ニオイセンサのスタートアップ「株式会社Qception」設立

国立研究開発法人物質・材料研究機構(NIMS)の研究者である今村岳が代表となり、(株)Qception(キューセプション)を設立した。Qceptionは、NIMSの研究者である吉川元起らが開発した「膜型表面応力センサ(Membrane-type Surface stress Sensor, 通称 MSS)」をコア技術として、MSSを用いたニオイセンサを活用した事業を行う。

【設立の背景】
2011年、NIMSの研究者である吉川元起らが膜型表面応力センサ(Membrane-type Surface stress Sensor, MSS)を発表した。

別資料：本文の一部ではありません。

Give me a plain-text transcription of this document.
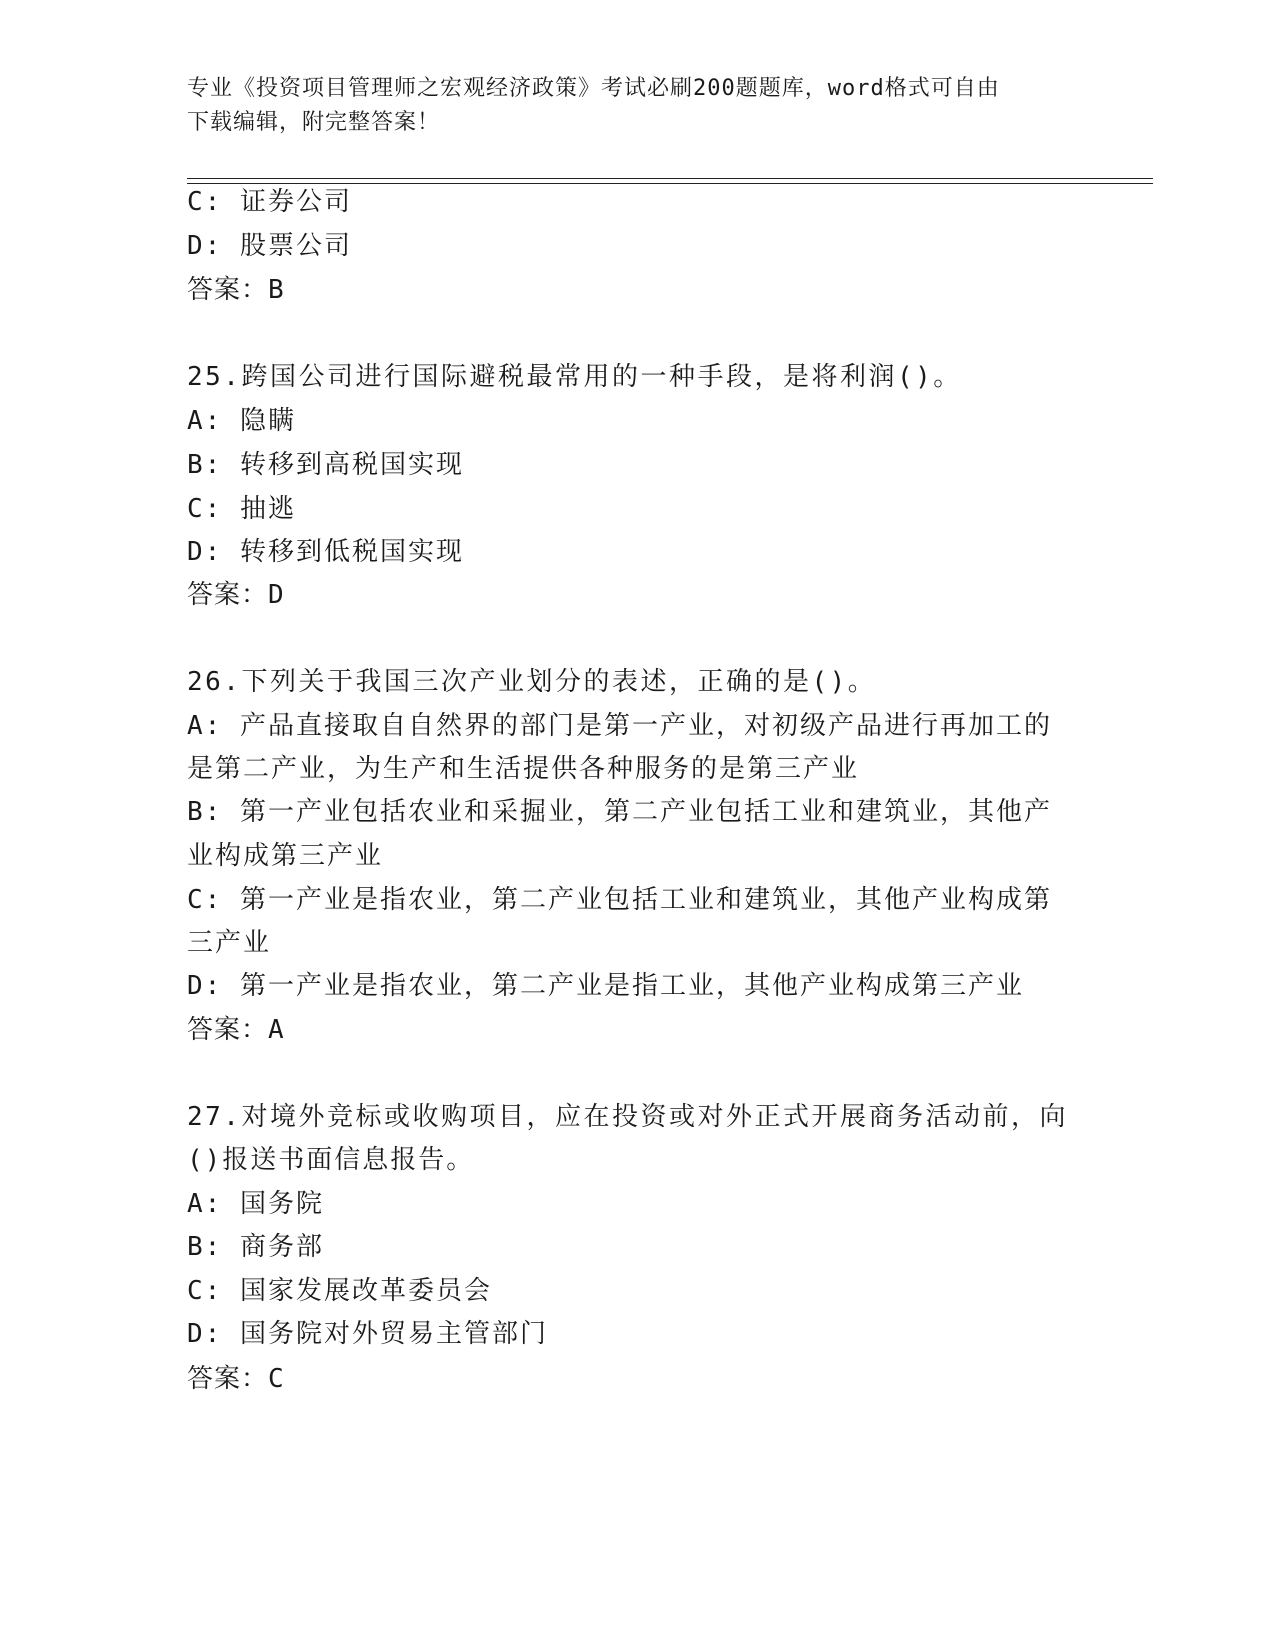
专业《投资项目管理师之宏观经济政策》考试必刷200题题库，word格式可自由
下载编辑，附完整答案！
C: 证券公司
D: 股票公司
答案：B
25.跨国公司进行国际避税最常用的一种手段，是将利润()。
A: 隐瞒
B: 转移到高税国实现
C: 抽逃
D: 转移到低税国实现
答案：D
26.下列关于我国三次产业划分的表述，正确的是()。
A: 产品直接取自自然界的部门是第一产业，对初级产品进行再加工的
是第二产业，为生产和生活提供各种服务的是第三产业
B: 第一产业包括农业和采掘业，第二产业包括工业和建筑业，其他产
业构成第三产业
C: 第一产业是指农业，第二产业包括工业和建筑业，其他产业构成第
三产业
D: 第一产业是指农业，第二产业是指工业，其他产业构成第三产业
答案：A
27.对境外竞标或收购项目，应在投资或对外正式开展商务活动前，向
()报送书面信息报告。
A: 国务院
B: 商务部
C: 国家发展改革委员会
D: 国务院对外贸易主管部门
答案：C
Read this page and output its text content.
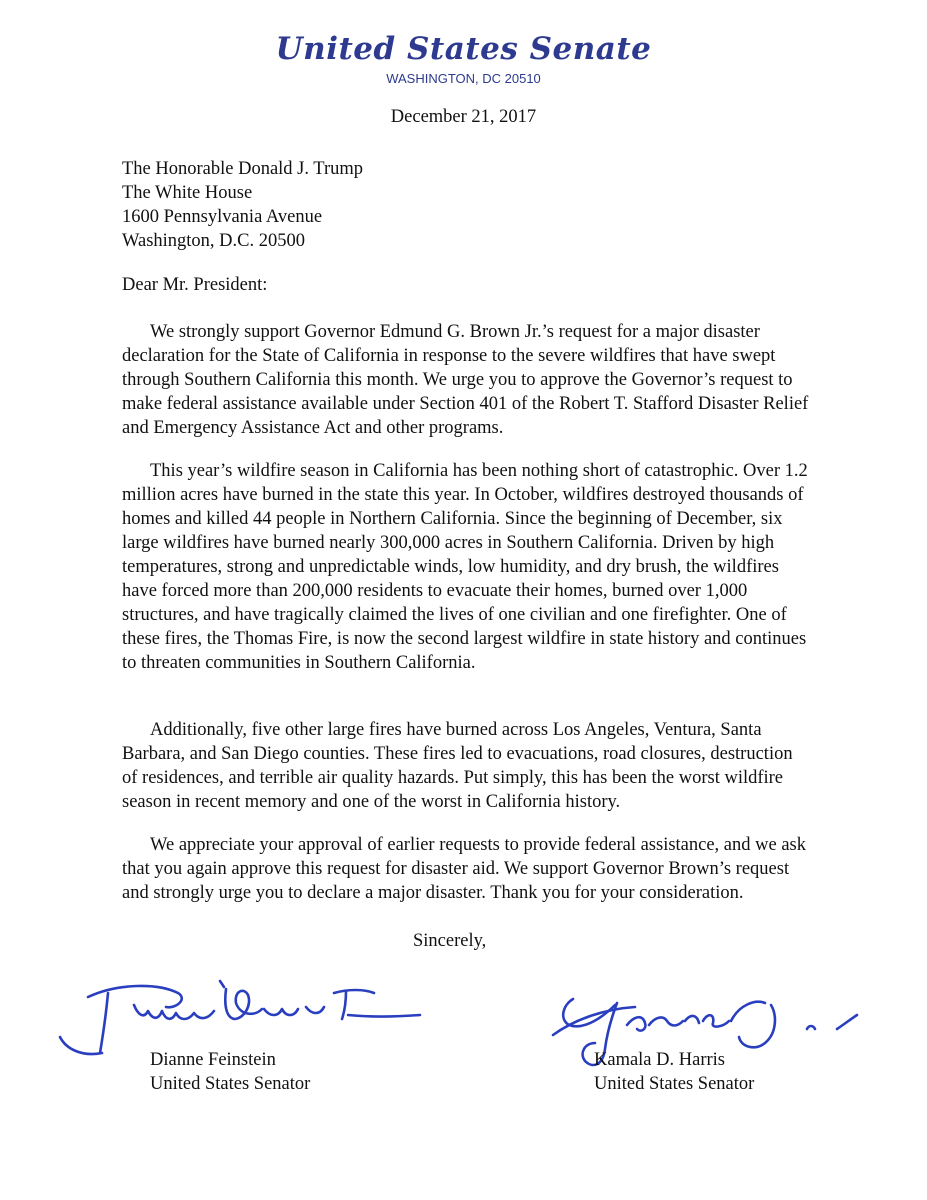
United States Senate
WASHINGTON, DC 20510
December 21, 2017
The Honorable Donald J. Trump
The White House
1600 Pennsylvania Avenue
Washington, D.C. 20500
Dear Mr. President:
We strongly support Governor Edmund G. Brown Jr.’s request for a major disaster declaration for the State of California in response to the severe wildfires that have swept through Southern California this month. We urge you to approve the Governor’s request to make federal assistance available under Section 401 of the Robert T. Stafford Disaster Relief and Emergency Assistance Act and other programs.
This year’s wildfire season in California has been nothing short of catastrophic. Over 1.2 million acres have burned in the state this year. In October, wildfires destroyed thousands of homes and killed 44 people in Northern California. Since the beginning of December, six large wildfires have burned nearly 300,000 acres in Southern California. Driven by high temperatures, strong and unpredictable winds, low humidity, and dry brush, the wildfires have forced more than 200,000 residents to evacuate their homes, burned over 1,000 structures, and have tragically claimed the lives of one civilian and one firefighter. One of these fires, the Thomas Fire, is now the second largest wildfire in state history and continues to threaten communities in Southern California.
Additionally, five other large fires have burned across Los Angeles, Ventura, Santa Barbara, and San Diego counties. These fires led to evacuations, road closures, destruction of residences, and terrible air quality hazards. Put simply, this has been the worst wildfire season in recent memory and one of the worst in California history.
We appreciate your approval of earlier requests to provide federal assistance, and we ask that you again approve this request for disaster aid. We support Governor Brown’s request and strongly urge you to declare a major disaster. Thank you for your consideration.
Sincerely,
Dianne Feinstein
United States Senator
Kamala D. Harris
United States Senator
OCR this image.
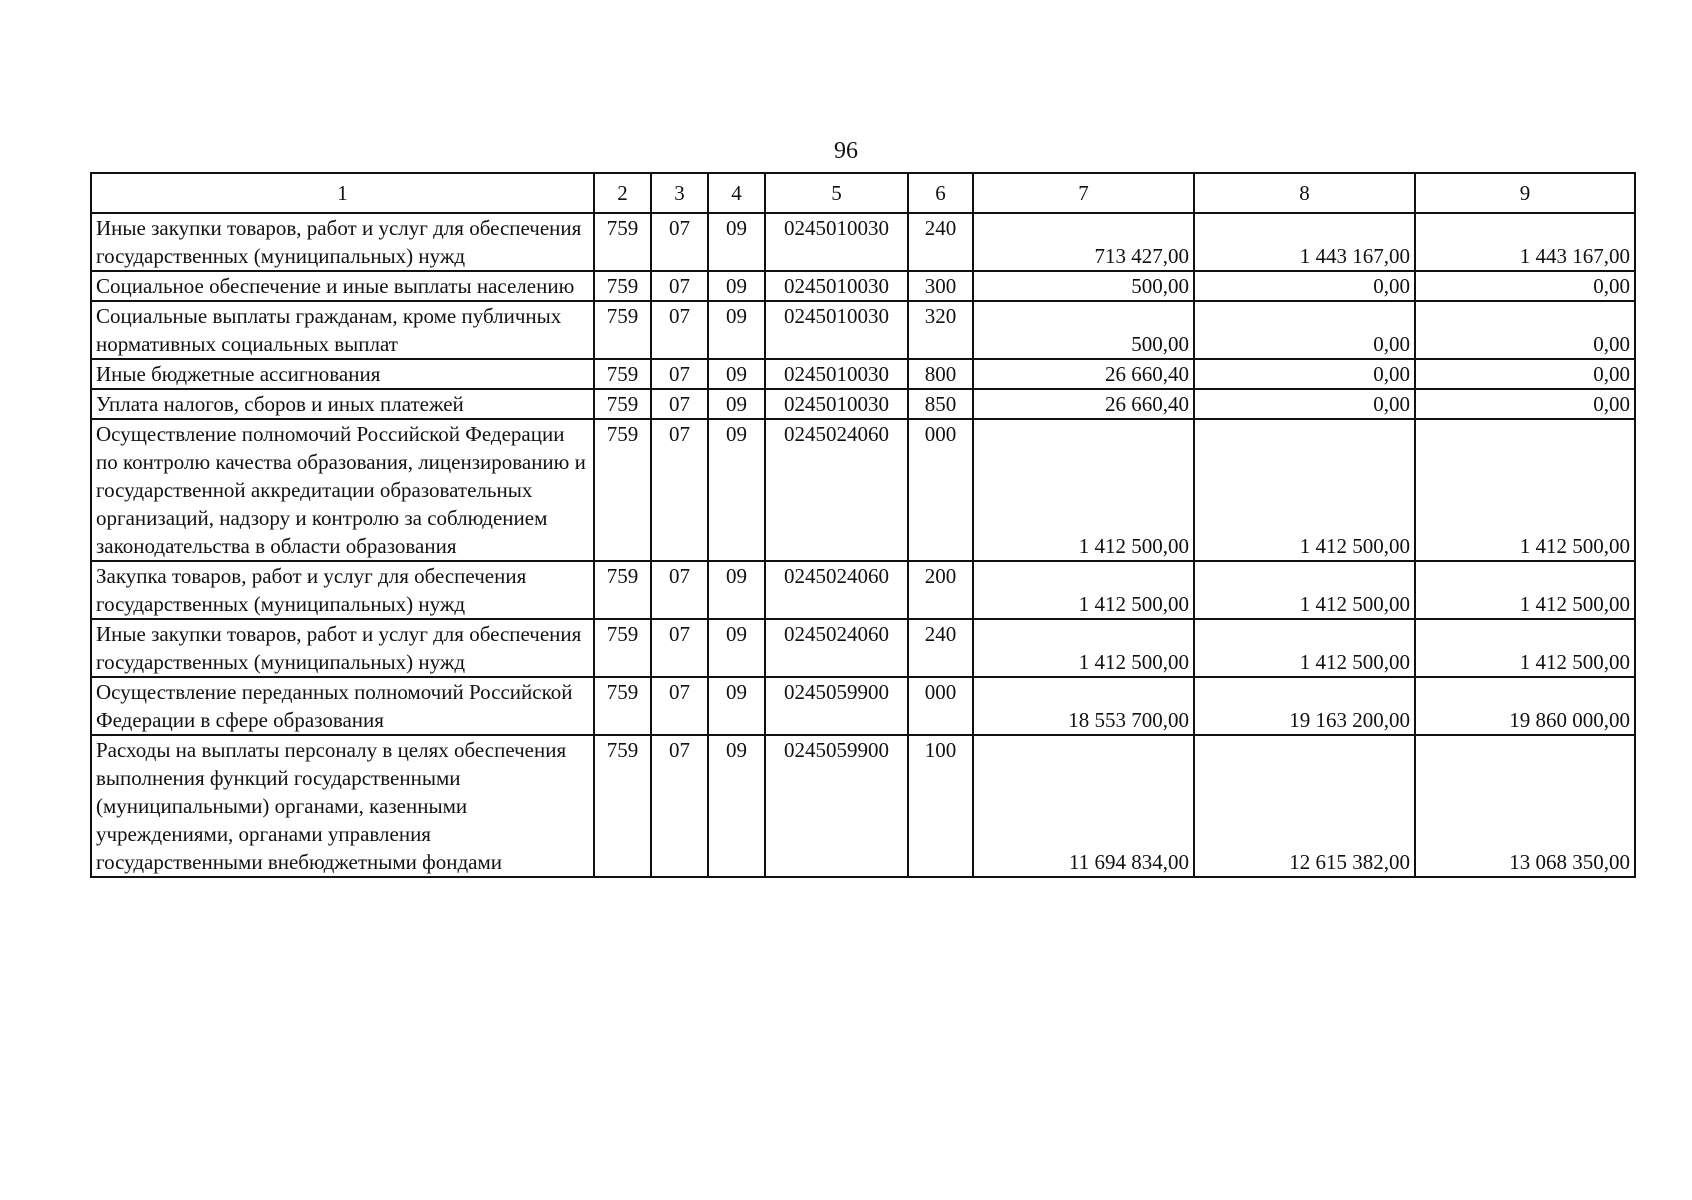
96
1	2	3	4	5	6	7	8	9
Иные закупки товаров, работ и услуг для обеспечения государственных (муниципальных) нужд	759	07	09	0245010030	240	713 427,00	1 443 167,00	1 443 167,00
Социальное обеспечение и иные выплаты населению	759	07	09	0245010030	300	500,00	0,00	0,00
Социальные выплаты гражданам, кроме публичных нормативных социальных выплат	759	07	09	0245010030	320	500,00	0,00	0,00
Иные бюджетные ассигнования	759	07	09	0245010030	800	26 660,40	0,00	0,00
Уплата налогов, сборов и иных платежей	759	07	09	0245010030	850	26 660,40	0,00	0,00
Осуществление полномочий Российской Федерации по контролю качества образования, лицензированию и государственной аккредитации образовательных организаций, надзору и контролю за соблюдением законодательства в области образования	759	07	09	0245024060	000	1 412 500,00	1 412 500,00	1 412 500,00
Закупка товаров, работ и услуг для обеспечения государственных (муниципальных) нужд	759	07	09	0245024060	200	1 412 500,00	1 412 500,00	1 412 500,00
Иные закупки товаров, работ и услуг для обеспечения государственных (муниципальных) нужд	759	07	09	0245024060	240	1 412 500,00	1 412 500,00	1 412 500,00
Осуществление переданных полномочий Российской Федерации в сфере образования	759	07	09	0245059900	000	18 553 700,00	19 163 200,00	19 860 000,00
Расходы на выплаты персоналу в целях обеспечения выполнения функций государственными (муниципальными) органами, казенными учреждениями, органами управления государственными внебюджетными фондами	759	07	09	0245059900	100	11 694 834,00	12 615 382,00	13 068 350,00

(※1) MSSは、超小型でありながら高感度を実現し、さらに様々な固体材料をガスの検知材料(感応膜)として用いることができるという化学的多様性を有していることから、人間の嗅覚を模倣したニオイセンサの素子として最適なセンサである。
このMSSを用いたニオイセンサの社会実装に向けて、NIMSではこれまで様々な産学官連携の活動を行ってきた。(※2)その一方で、MSSのことを最もよく知るNIMSの研究者が積極的にMSSの市場開拓を進めていくことが、MSSの社会実装を加速させると考え、NIMSの研究者である今村岳を中心として、2022年5月2日にNIMS発ベンチャーとして(株)Qceptionを設立した。

【ビジョン】
人間の五感の中で、嗅覚は唯一まだ世界的なスタンダードが確立していない感覚である。
しかし、言うまでもなくニオイは人間にとって非常に重要な情報源であり、ニオイを客観的に測定できるニオイセンサは様々な産業分野で求められている。
そのような需要に答えるべく、ニオイセンサに必要な各種要素技術を開発・統合することによって、ニオイセンサのスタンダードを確立し、「ニオイを測る文化」を作ることがQceptionの目標であるとのこと。

【事業内容】
・ニオイ測定コンサルティング
分析機器により、ニオイの成分・組成を調べ、その結果をもとに、ターゲットとするニオイを測るための適切な提案を行う。また、ターゲットとするニオイに対するMSSの応答を試験することも行う。
・感応膜塗布/感応膜付きMSSチップ販売
これまでに開発・検討してきた感応膜の知見を活かし、MSSチップへの感応膜の塗布、および感応膜が塗布されたMSSチップの販売を行う。
・簡易測定器販売
MSSチップだけでなく、読み取りの回路も含めた測定器の販売を予定している。(現在開発中)
・生体ガス測定
様々な分野での応用可能性のあるニオイセンサだが、Qceptionとして特に注目しているのが生体ガス、すなわち、呼気や、汗、尿などの生体試料から発生するニオイである。
この生体ガスをMSSで測ることにより、ニオイによる健康管理や病気の診断を行うことを目指している。 Qceptionとして特に注目しているのは、酪農、医療・ヘルスケア分野であるという。

[注釈]
※1:Yoshikawa, G., Akiyama, T., Gautsch, S., Vettiger, P., Rohrer, H. (2011). “Nanomechanical Membrane-type Surface Stress Sensor.” Nano Letters 11(3): 1044-1048. https://doi.org/10.1021/nl103901a
※2:産学官からなるMSSニオイセンサの情報共有の場として、MSSパートナーシップ(旧称 MSSフォーラム)が運営されてい る。
https://mss-forum.com/
※3「嗅覚」の”嗅(Q)”と「知覚」を意味する”perception”を組み合わせて”Qception”という社名にした。